Menurut Oller (1979), tes integratif belum tentu pragmatik,
meskipun tidak tertutup kemungkinan juga bersifat, tetapi tes pragmatik pasti
integratif. Dengan pengertian lain, tes bahasa pragmatik telah mempresentasikan
unsur-unsur tes integratif.
Kemampuan pemahaman yang diharapkan dapat disadap dalam tes
pragmatik, yang definisinya sebagai berikut :
i.
Prosedur atau
tugas yang menuntut pembelajaran untuk mencoba memahami rangkaian elemen
bahasa, yang tersusun dalam bentuk penggunaan bahasa dengan berbagai kendala
kontekstual yang secara alamiah dan wajar terdapat dalam penggunaan bahasa,
sehingga mengharuskan peserta tes untuk mengaitkan rangkaian elemen bahasa itu
dengan konteks di luar bahasa melalui pemetaan pragmatik.
ii.
Kendala alamiah
yang terdapat dalam suatu wacana pragmatik mengharuskan pembaca (atau
pendengar) untuk mengolah dan memahami wacana itu dengan segala macam kendala,
yang bersifat linguistik maupun ekstralinguistik, yang secara alamiah selalu
mewarnai setiap wacana yang diungkapkan dan memahami hubungan-hubungan
pragmatik antara konteks linguistik dan ekstralinguistik.

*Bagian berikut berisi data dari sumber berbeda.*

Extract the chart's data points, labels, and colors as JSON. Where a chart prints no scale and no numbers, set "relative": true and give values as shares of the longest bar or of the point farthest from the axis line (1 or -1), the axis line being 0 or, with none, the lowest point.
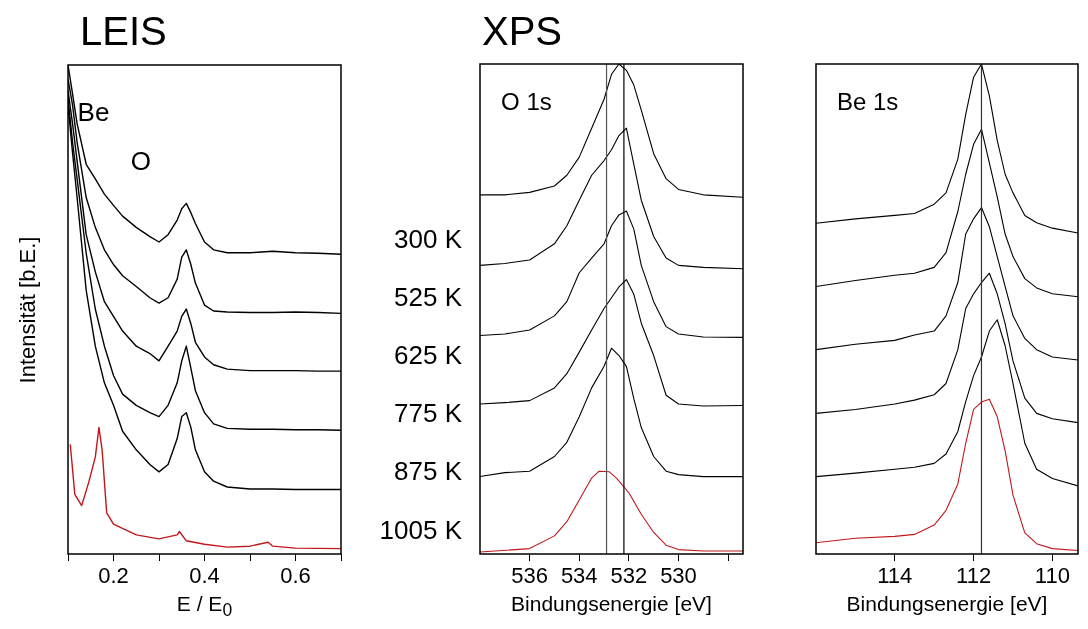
{
  "chart_data": [
    {
      "type": "line",
      "title": "LEIS",
      "xlabel": "E / E$_{0}$",
      "ylabel": "Intensität [b.E.]",
      "relative": true,
      "xlim": [
        0.1,
        0.7
      ],
      "xticks": [
        {
          "value": 0.1,
          "label": null
        },
        0.2,
        {
          "value": 0.3,
          "label": null
        },
        0.4,
        {
          "value": 0.5,
          "label": null
        },
        0.6,
        {
          "value": 0.7,
          "label": null
        }
      ],
      "x": [
        0.1,
        0.11,
        0.12,
        0.14,
        0.16,
        0.18,
        0.2,
        0.22,
        0.25,
        0.28,
        0.3,
        0.32,
        0.34,
        0.35,
        0.36,
        0.37,
        0.38,
        0.4,
        0.42,
        0.45,
        0.5,
        0.55,
        0.6,
        0.65,
        0.7
      ],
      "series": [
        {
          "color": "#000000",
          "values": [
            1.0,
            0.941,
            0.88,
            0.797,
            0.767,
            0.736,
            0.713,
            0.691,
            0.668,
            0.649,
            0.638,
            0.653,
            0.683,
            0.706,
            0.717,
            0.698,
            0.676,
            0.638,
            0.622,
            0.616,
            0.616,
            0.619,
            0.616,
            0.615,
            0.613
          ]
        },
        {
          "color": "#000000",
          "values": [
            0.971,
            0.918,
            0.842,
            0.729,
            0.668,
            0.622,
            0.592,
            0.569,
            0.547,
            0.524,
            0.513,
            0.524,
            0.562,
            0.607,
            0.622,
            0.592,
            0.554,
            0.509,
            0.497,
            0.495,
            0.494,
            0.494,
            0.495,
            0.494,
            0.492
          ]
        },
        {
          "color": "#000000",
          "values": [
            0.948,
            0.88,
            0.804,
            0.653,
            0.577,
            0.516,
            0.486,
            0.456,
            0.425,
            0.41,
            0.395,
            0.425,
            0.456,
            0.486,
            0.501,
            0.471,
            0.433,
            0.403,
            0.387,
            0.378,
            0.375,
            0.375,
            0.375,
            0.374,
            0.374
          ]
        },
        {
          "color": "#000000",
          "values": [
            0.933,
            0.842,
            0.767,
            0.615,
            0.501,
            0.425,
            0.365,
            0.327,
            0.304,
            0.289,
            0.281,
            0.304,
            0.35,
            0.395,
            0.425,
            0.38,
            0.334,
            0.289,
            0.266,
            0.257,
            0.255,
            0.255,
            0.254,
            0.254,
            0.253
          ]
        },
        {
          "color": "#000000",
          "values": [
            0.918,
            0.82,
            0.729,
            0.539,
            0.425,
            0.35,
            0.304,
            0.251,
            0.213,
            0.183,
            0.168,
            0.183,
            0.236,
            0.281,
            0.289,
            0.259,
            0.213,
            0.168,
            0.149,
            0.137,
            0.133,
            0.133,
            0.132,
            0.132,
            0.132
          ]
        },
        {
          "color": "#c0181d",
          "x": [
            0.105,
            0.115,
            0.13,
            0.145,
            0.16,
            0.168,
            0.175,
            0.185,
            0.2,
            0.25,
            0.3,
            0.34,
            0.345,
            0.36,
            0.4,
            0.45,
            0.5,
            0.54,
            0.55,
            0.6,
            0.7
          ],
          "values": [
            0.224,
            0.122,
            0.099,
            0.145,
            0.198,
            0.259,
            0.213,
            0.084,
            0.061,
            0.039,
            0.031,
            0.039,
            0.046,
            0.027,
            0.02,
            0.014,
            0.016,
            0.024,
            0.016,
            0.012,
            0.011
          ]
        }
      ],
      "annotations": [
        "Be",
        "O"
      ]
    },
    {
      "type": "line",
      "title": "XPS",
      "xlabel": "Bindungsenergie [eV]",
      "relative": true,
      "xlim": [
        538,
        527.4
      ],
      "xticks": [
        536,
        534,
        532,
        530,
        {
          "value": 528,
          "label": null
        }
      ],
      "x": [
        538,
        537,
        536,
        535,
        534.5,
        534,
        533.5,
        533,
        532.7,
        532.4,
        532.1,
        531.8,
        531.5,
        531,
        530.5,
        530,
        529,
        527.4
      ],
      "series": [
        {
          "color": "#000000",
          "values": [
            0.733,
            0.733,
            0.738,
            0.751,
            0.773,
            0.81,
            0.869,
            0.928,
            0.979,
            1.0,
            0.987,
            0.957,
            0.906,
            0.817,
            0.766,
            0.744,
            0.733,
            0.728
          ]
        },
        {
          "color": "#000000",
          "values": [
            0.589,
            0.593,
            0.6,
            0.633,
            0.67,
            0.722,
            0.773,
            0.803,
            0.825,
            0.854,
            0.869,
            0.795,
            0.722,
            0.648,
            0.604,
            0.589,
            0.585,
            0.582
          ]
        },
        {
          "color": "#000000",
          "values": [
            0.446,
            0.449,
            0.457,
            0.486,
            0.515,
            0.574,
            0.604,
            0.633,
            0.67,
            0.692,
            0.7,
            0.663,
            0.589,
            0.515,
            0.464,
            0.449,
            0.443,
            0.442
          ]
        },
        {
          "color": "#000000",
          "values": [
            0.306,
            0.309,
            0.313,
            0.339,
            0.368,
            0.412,
            0.457,
            0.501,
            0.523,
            0.545,
            0.56,
            0.53,
            0.471,
            0.405,
            0.324,
            0.306,
            0.302,
            0.303
          ]
        },
        {
          "color": "#000000",
          "values": [
            0.158,
            0.166,
            0.169,
            0.199,
            0.228,
            0.28,
            0.339,
            0.383,
            0.42,
            0.405,
            0.383,
            0.317,
            0.258,
            0.199,
            0.169,
            0.162,
            0.158,
            0.158
          ]
        },
        {
          "color": "#c0181d",
          "x": [
            538,
            536,
            535,
            534.5,
            534,
            533.5,
            533.2,
            532.8,
            532.5,
            532,
            531.5,
            531,
            530.5,
            530,
            529,
            527.4
          ],
          "values": [
            0.004,
            0.011,
            0.037,
            0.066,
            0.11,
            0.155,
            0.169,
            0.168,
            0.155,
            0.125,
            0.081,
            0.044,
            0.018,
            0.009,
            0.006,
            0.006
          ]
        }
      ],
      "ref_lines": [
        {
          "axis": "x",
          "value": 532.2,
          "color": "#000000"
        },
        {
          "axis": "x",
          "value": 532.9,
          "color": "#555555"
        }
      ],
      "annotations": [
        "O 1s",
        "300 K",
        "525 K",
        "625 K",
        "775 K",
        "875 K",
        "1005 K"
      ]
    },
    {
      "type": "line",
      "xlabel": "Bindungsenergie [eV]",
      "relative": true,
      "xlim": [
        116,
        109.35
      ],
      "xticks": [
        114,
        112,
        110
      ],
      "x": [
        116,
        115,
        114,
        113.5,
        113,
        112.7,
        112.4,
        112.2,
        112,
        111.8,
        111.6,
        111.4,
        111.2,
        111,
        110.7,
        110.4,
        110,
        109.35
      ],
      "series": [
        {
          "color": "#000000",
          "values": [
            0.675,
            0.684,
            0.691,
            0.695,
            0.714,
            0.737,
            0.806,
            0.897,
            0.973,
            1.0,
            0.935,
            0.844,
            0.775,
            0.737,
            0.691,
            0.676,
            0.665,
            0.655
          ]
        },
        {
          "color": "#000000",
          "values": [
            0.546,
            0.558,
            0.569,
            0.573,
            0.585,
            0.615,
            0.699,
            0.775,
            0.836,
            0.867,
            0.798,
            0.729,
            0.653,
            0.607,
            0.562,
            0.543,
            0.531,
            0.525
          ]
        },
        {
          "color": "#000000",
          "values": [
            0.417,
            0.428,
            0.436,
            0.447,
            0.455,
            0.486,
            0.554,
            0.653,
            0.684,
            0.707,
            0.668,
            0.607,
            0.546,
            0.486,
            0.44,
            0.417,
            0.402,
            0.396
          ]
        },
        {
          "color": "#000000",
          "values": [
            0.287,
            0.295,
            0.306,
            0.314,
            0.325,
            0.348,
            0.417,
            0.501,
            0.531,
            0.554,
            0.573,
            0.531,
            0.47,
            0.394,
            0.318,
            0.287,
            0.276,
            0.268
          ]
        },
        {
          "color": "#000000",
          "values": [
            0.158,
            0.165,
            0.173,
            0.177,
            0.185,
            0.204,
            0.25,
            0.311,
            0.364,
            0.402,
            0.455,
            0.478,
            0.425,
            0.348,
            0.226,
            0.173,
            0.154,
            0.139
          ]
        },
        {
          "color": "#c0181d",
          "values": [
            0.023,
            0.032,
            0.036,
            0.04,
            0.059,
            0.089,
            0.143,
            0.226,
            0.295,
            0.31,
            0.316,
            0.28,
            0.211,
            0.12,
            0.043,
            0.021,
            0.011,
            0.007
          ]
        }
      ],
      "ref_lines": [
        {
          "axis": "x",
          "value": 111.8,
          "color": "#333333"
        }
      ],
      "annotations": [
        "Be 1s"
      ]
    }
  ]
}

Kendala yang bersifat linguistik berupa kurangnya pemahaman
terhadap susunan wacana, tata bahasa, atau kata-kata yang digunakan dalam
wacana. Sedangkan kendala ekstralinguistik berupa kurangnya pemahaman terhadap
aspek-aspek diluar linguistik dalam bentuk abstraksi pengalaman hidup yang
diperlukan untuk memahami isi wacana yang tengah dihadapi.
Penerapan
pendekatan pragmatik dalam tes bahasa peling sering dikaitkan dengan tes cloze,
disamping dikte. Pada tahap ini beberapa ciri khas tes cloze dapat digunakan
sebagai sarana untuk mendeskripsikan ciri-ciri tes pragmatik seperti disebutkan
di atas. Pada umumnya tes cloze terdiri dari teks bacaan sepanjang kira-kira
400-500 kata. Kemudian ada beberapa kata yang dihapus. Kemampuan untuk
menemukan dan menuliskan kata-kata yang sama dihapus berdasarkan teks yang
masih tertinggal tersebut, ditafsirkan sebagai ceminan dari kemampuan untuk
memahami teks secara keseluruhan berdasarkan kemampuan pragmatik yang meliputi
kemampuan memahami bacaan, susunan bacaan, tata bahasa, dan kosa kata
(kemampuan linguistik), serta pengetahuan tentang seluk-beluk bidang yang dibahas
dalam teks bacaan ( kemampuan ekstralinguistik ).